In April 2005, Shell Canada announced an incremental expansion strategy designed to increase minable bitumen production and upgrading capacity through a series of expansion projects. Shell Canada’s first 100,000-barrel-a-day expansion, AOSP (Athabasca Oil Sands Project) Expansion 1, was approved in November 2006 with full start-up expected in 2010.
OSP Expansion 1 will increase production to 255,000 bpd, up from 155,000 bpd at a cost of between C$10-C$12.8 billion (US$8.8-US$11.3 billion)—an increase ranging from 42% to 83% over the company’s 2005 estimate last year of C$7 billion. (Earlier post.)
Beyond AOSP Expansion 1, Shell Canada plans additional oil sands expansions that could potentially increase minable bitumen production to approximately 770,000 barrels a day. This is about 200,000 barrels per day more than previously projected as the top end.
In addition to existing regulatory approvals and expansion plans, Shell Canada’s growth strategy includes Jackpine Mine Expansion and an additional mine, called Pierre River Mine, on the west side of the Athabasca River.
Bitumen upgrading capacity could also potentially be increased to about 700,000 barrels a day through a series of Shell Canada-owned upgrader projects in the Fort Saskatchewan area, east of Edmonton.
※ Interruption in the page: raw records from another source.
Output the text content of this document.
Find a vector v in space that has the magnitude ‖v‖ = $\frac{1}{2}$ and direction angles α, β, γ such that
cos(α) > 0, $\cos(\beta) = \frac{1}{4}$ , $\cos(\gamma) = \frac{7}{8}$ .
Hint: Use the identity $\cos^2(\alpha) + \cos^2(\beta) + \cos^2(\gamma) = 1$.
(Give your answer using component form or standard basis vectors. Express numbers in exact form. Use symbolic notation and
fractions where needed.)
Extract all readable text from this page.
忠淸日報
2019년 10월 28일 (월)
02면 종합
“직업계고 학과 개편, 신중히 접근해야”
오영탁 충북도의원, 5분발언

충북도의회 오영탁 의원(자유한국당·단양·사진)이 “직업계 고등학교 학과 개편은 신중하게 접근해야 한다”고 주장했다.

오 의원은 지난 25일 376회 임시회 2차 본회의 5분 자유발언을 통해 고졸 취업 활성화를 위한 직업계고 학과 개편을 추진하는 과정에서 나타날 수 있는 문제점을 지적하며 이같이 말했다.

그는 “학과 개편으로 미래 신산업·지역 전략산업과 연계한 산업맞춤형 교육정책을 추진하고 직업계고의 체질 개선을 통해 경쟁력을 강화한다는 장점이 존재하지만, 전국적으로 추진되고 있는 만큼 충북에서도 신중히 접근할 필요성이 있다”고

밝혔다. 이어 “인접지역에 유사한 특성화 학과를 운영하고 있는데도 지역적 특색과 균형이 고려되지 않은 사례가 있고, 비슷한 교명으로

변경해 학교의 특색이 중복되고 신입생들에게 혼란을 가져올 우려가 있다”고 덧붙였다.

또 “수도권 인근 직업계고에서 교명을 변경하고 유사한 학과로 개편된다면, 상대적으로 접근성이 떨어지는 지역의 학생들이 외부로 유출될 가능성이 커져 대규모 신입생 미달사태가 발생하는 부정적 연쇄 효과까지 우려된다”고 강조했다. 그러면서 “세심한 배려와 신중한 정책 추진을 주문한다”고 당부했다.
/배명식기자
New upgrading facilities would process Shell Canada’s share of future Athabasca minable bitumen production as well as bitumen from the company’s in situ oil sands developments. As previously announced, heavy oil upgrading and refining options in Ontario are also being considered.
We are issuing these Public Disclosures so that we can start the process of our next phase of oil sands development. Shell Canada has major land holdings in the Athabasca region and we estimate that our minable bitumen resource base could ultimately support 770,000 barrels a day of production. This will provide a secure source of energy and economic benefit for Canadians for decades to come.—Clive Mather, Shell Canada President and CEO
The regulatory review process for the expansion begins with the issuance of the Public Disclosure document. Shell Canada is working to prepare regulatory submissions for this project, and public consultations will be ongoing through 2007 and 2008.
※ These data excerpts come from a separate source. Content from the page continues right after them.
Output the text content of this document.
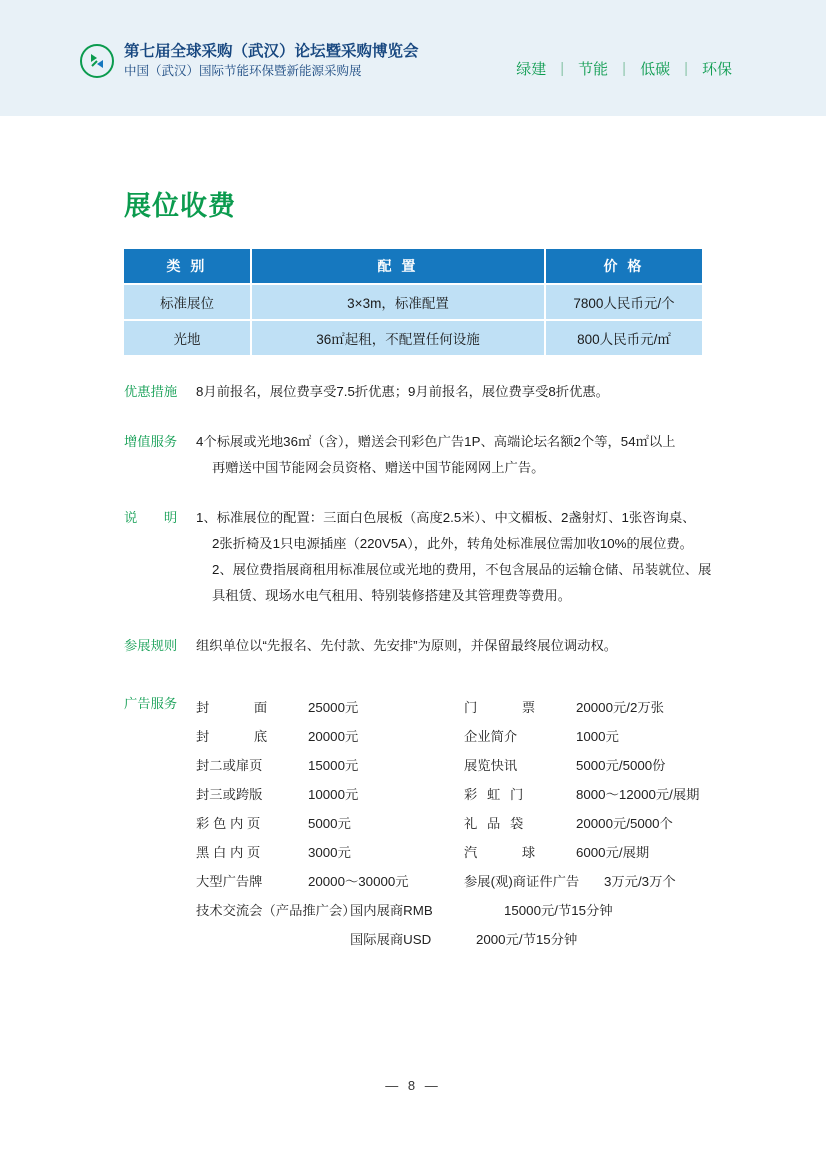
第七届全球采购（武汉）论坛暨采购博览会
中国（武汉）国际节能环保暨新能源采购展	绿建 | 节能 | 低碳 | 环保
展位收费
类 别	配 置	价 格
标准展位	3×3m，标准配置	7800人民币元/个
光地	36㎡起租，不配置任何设施	800人民币元/㎡
优惠措施	8月前报名，展位费享受7.5折优惠；9月前报名，展位费享受8折优惠。
增值服务	4个标展或光地36㎡（含），赠送会刊彩色广告1P、高端论坛名额2个等，54㎡以上
再赠送中国节能网会员资格、赠送中国节能网网上广告。
说　　明	1、标准展位的配置：三面白色展板（高度2.5米）、中文楣板、2盏射灯、1张咨询桌、
2张折椅及1只电源插座（220V5A），此外，转角处标准展位需加收10%的展位费。
2、展位费指展商租用标准展位或光地的费用，不包含展品的运输仓储、吊装就位、展
具租赁、现场水电气租用、特别装修搭建及其管理费等费用。
参展规则	组织单位以“先报名、先付款、先安排”为原则，并保留最终展位调动权。
广告服务	封　　面	25000元	门　　票	20000元/2万张
封　　底	20000元	企业简介	1000元
封二或扉页	15000元	展览快讯	5000元/5000份
封三或跨版	10000元	彩 虹 门	8000～12000元/展期
彩 色 内 页	5000元	礼 品 袋	20000元/5000个
黑 白 内 页	3000元	汽　　球	6000元/展期
大型广告牌	20000～30000元	参展(观)商证件广告	3万元/3万个
技术交流会（产品推广会）
国内展商RMB	15000元/节15分钟
国际展商USD	2000元/节15分钟
— 8 —
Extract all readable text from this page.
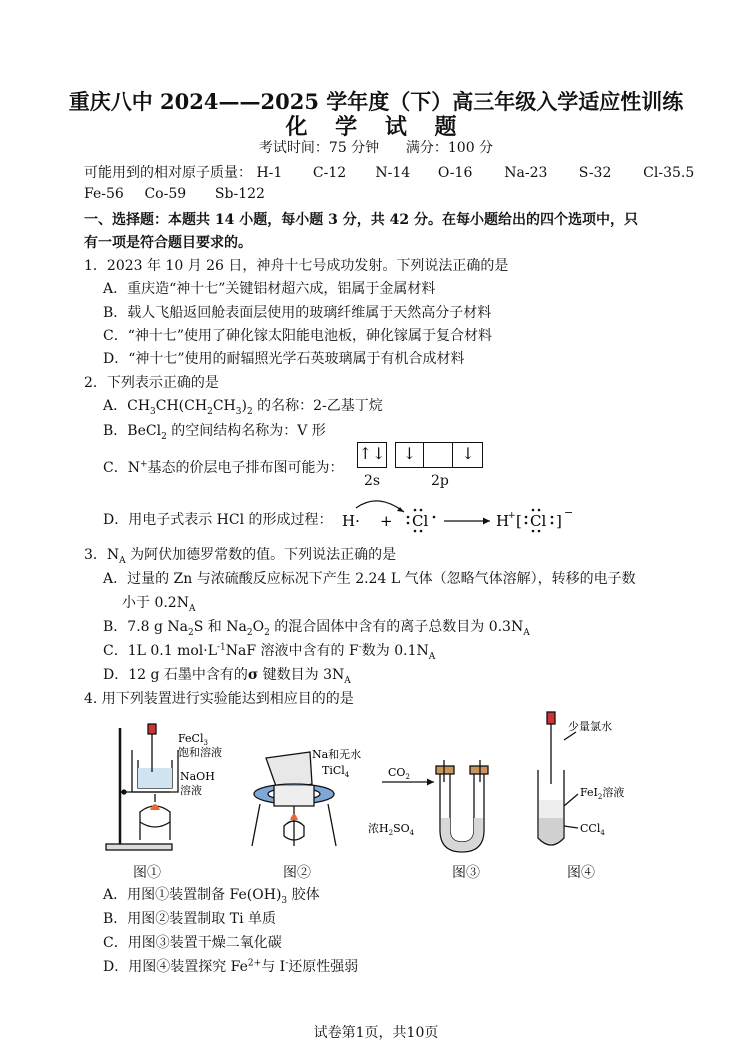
重庆八中 2024——2025 学年度（下）高三年级入学适应性训练
化 学 试 题
考试时间：75 分钟 满分：100 分
可能用到的相对原子质量： H-1 C-12 N-14 O-16 Na-23 S-32 Cl-35.5
Fe-56 Co-59 Sb-122
一、选择题：本题共 14 小题，每小题 3 分，共 42 分。在每小题给出的四个选项中，只
有一项是符合题目要求的。
1．2023 年 10 月 26 日，神舟十七号成功发射。下列说法正确的是
A．重庆造“神十七”关键铝材超六成，铝属于金属材料
B．载人飞船返回舱表面层使用的玻璃纤维属于天然高分子材料
C．“神十七”使用了砷化镓太阳能电池板，砷化镓属于复合材料
D．“神十七”使用的耐辐照光学石英玻璃属于有机合成材料
2．下列表示正确的是
A．$CH_3CH(CH_2CH_3)_2$ 的名称：2-乙基丁烷
B．BeCl$_2$ 的空间结构名称为：V 形
C．N+基态的价层电子排布图可能为：
↑↓	↓	↓
2s	2p
D．用电子式表示 HCl 的形成过程： H· + Cl	H
+ [ Cl ] −
3．$N_A$ 为阿伏加德罗常数的值。下列说法正确的是
A．过量的 Zn 与浓硫酸反应标况下产生 2.24 L 气体（忽略气体溶解），转移的电子数
小于 $0.2N_A$
B．7.8 g $Na_2S$ 和 $Na_2O_2$ 的混合固体中含有的离子总数目为 $0.3N_A$
C．1L 0.1 $mol\cdot L^{-1}NaF$ 溶液中含有的 F-数为 $0.1N_A$
D．12 g 石墨中含有的σ 键数目为 $3N_A$
4. 用下列装置进行实验能达到相应目的的是
FeCl$_3$
饱和溶液
NaOH
溶液
Na和无水
TiCl$_4$	$CO_2$
浓$H_2SO_4$
少量氯水
FeI$_2$溶液
CCl$_4$
图①	图②	图③	图④
A．用图①装置制备 $Fe(OH)_3$ 胶体
B．用图②装置制取 Ti 单质
C．用图③装置干燥二氧化碳
D．用图④装置探究 $Fe^{2+}$与 I-还原性强弱
试卷第1页，共10页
With bitumen production and upgrader production increasing, Shell will face a significant increase in greenhouse gas emissions. Shell Canada plans to design its upgrader expansions to be carbon capture ready.
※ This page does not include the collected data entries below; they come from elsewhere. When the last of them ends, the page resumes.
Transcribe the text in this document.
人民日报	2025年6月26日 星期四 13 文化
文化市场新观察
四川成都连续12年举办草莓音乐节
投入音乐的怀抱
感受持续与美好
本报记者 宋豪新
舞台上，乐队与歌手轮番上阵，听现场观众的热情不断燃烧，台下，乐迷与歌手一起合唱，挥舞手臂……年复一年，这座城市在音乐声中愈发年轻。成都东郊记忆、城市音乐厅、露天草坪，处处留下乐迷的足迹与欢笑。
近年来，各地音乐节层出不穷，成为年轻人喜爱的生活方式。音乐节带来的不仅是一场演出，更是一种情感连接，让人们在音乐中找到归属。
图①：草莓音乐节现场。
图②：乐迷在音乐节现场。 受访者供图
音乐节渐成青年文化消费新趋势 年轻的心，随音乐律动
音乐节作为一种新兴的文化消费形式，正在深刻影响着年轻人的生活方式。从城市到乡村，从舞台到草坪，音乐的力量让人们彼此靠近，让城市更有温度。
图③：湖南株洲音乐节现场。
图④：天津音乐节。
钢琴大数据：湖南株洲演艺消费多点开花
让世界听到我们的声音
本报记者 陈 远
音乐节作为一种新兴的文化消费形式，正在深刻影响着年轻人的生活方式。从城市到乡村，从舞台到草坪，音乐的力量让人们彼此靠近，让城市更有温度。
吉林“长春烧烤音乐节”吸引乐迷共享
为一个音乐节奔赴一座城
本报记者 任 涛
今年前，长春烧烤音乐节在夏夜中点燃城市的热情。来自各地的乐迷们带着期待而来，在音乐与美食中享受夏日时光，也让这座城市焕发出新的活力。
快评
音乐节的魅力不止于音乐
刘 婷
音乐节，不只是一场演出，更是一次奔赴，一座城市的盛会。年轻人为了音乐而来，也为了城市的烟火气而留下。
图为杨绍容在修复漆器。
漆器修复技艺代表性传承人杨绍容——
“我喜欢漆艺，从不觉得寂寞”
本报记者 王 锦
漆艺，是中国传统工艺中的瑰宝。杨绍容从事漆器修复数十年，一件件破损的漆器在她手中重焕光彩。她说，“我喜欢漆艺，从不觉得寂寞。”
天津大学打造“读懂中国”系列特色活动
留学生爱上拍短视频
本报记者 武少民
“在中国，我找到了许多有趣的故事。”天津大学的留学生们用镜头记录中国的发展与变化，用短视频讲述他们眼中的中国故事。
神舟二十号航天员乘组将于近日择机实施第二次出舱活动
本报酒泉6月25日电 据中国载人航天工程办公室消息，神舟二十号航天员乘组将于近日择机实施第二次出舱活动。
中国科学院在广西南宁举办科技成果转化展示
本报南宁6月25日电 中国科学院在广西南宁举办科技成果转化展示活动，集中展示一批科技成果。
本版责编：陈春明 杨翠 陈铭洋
Implementation and use of CO2 capture technologies depends on the establishment of appropriate government policy and supporting framework, as well as project economics.—Upgrader Public Disclosure Document
Shell Canada has set two targets for greenhouse gas emissions: one for its total business, one for the oil sands component.
In 2005, Shell Canada’s emissions from its base businesses were 7.6 million tonnes, 217 thousand tonnes less than in 2004 and 5.6% below its 1990 level. The company’s target for 2008 is 7.567 million tonnes.
Oil sands emissions in 2005 were, however, 3.68 million tonnes, 5% more than estimated emissions at start-up. Shell has set a 2010 target for oil sands emissions of 1.750 million tonnes.
Shell Canada holds a 60% interest in the Athabasca Oil Sands Project (AOSP), a joint venture with Chevron Canada Limited (20%) and Western Oil Sands L.P. (20%). The AOSP consists of the Muskeg River Mine located north of Fort McMurray in northern Alberta, and the Scotford Upgrader near Edmonton, Alberta. Shell Canada also has in situ bitumen operations near Peace River and Cold Lake in Alberta.
Chevron Canada Limited and Western Oil Sands L.P. have the option to participate with Shell Canada in the development of the Jackpine Mine Expansion and the Pierre River Mine.
The day before the announcement, the board of Shell Canada had agreed to a C$8.7-billion buyout offer from Royal Dutch Shell (RDS). RDS already owns 78% of Shell Canada, and wants to buy the rest. On Monday, RDS upped its offers from C$40 per share to C$45. That deal now goes to the shareholders.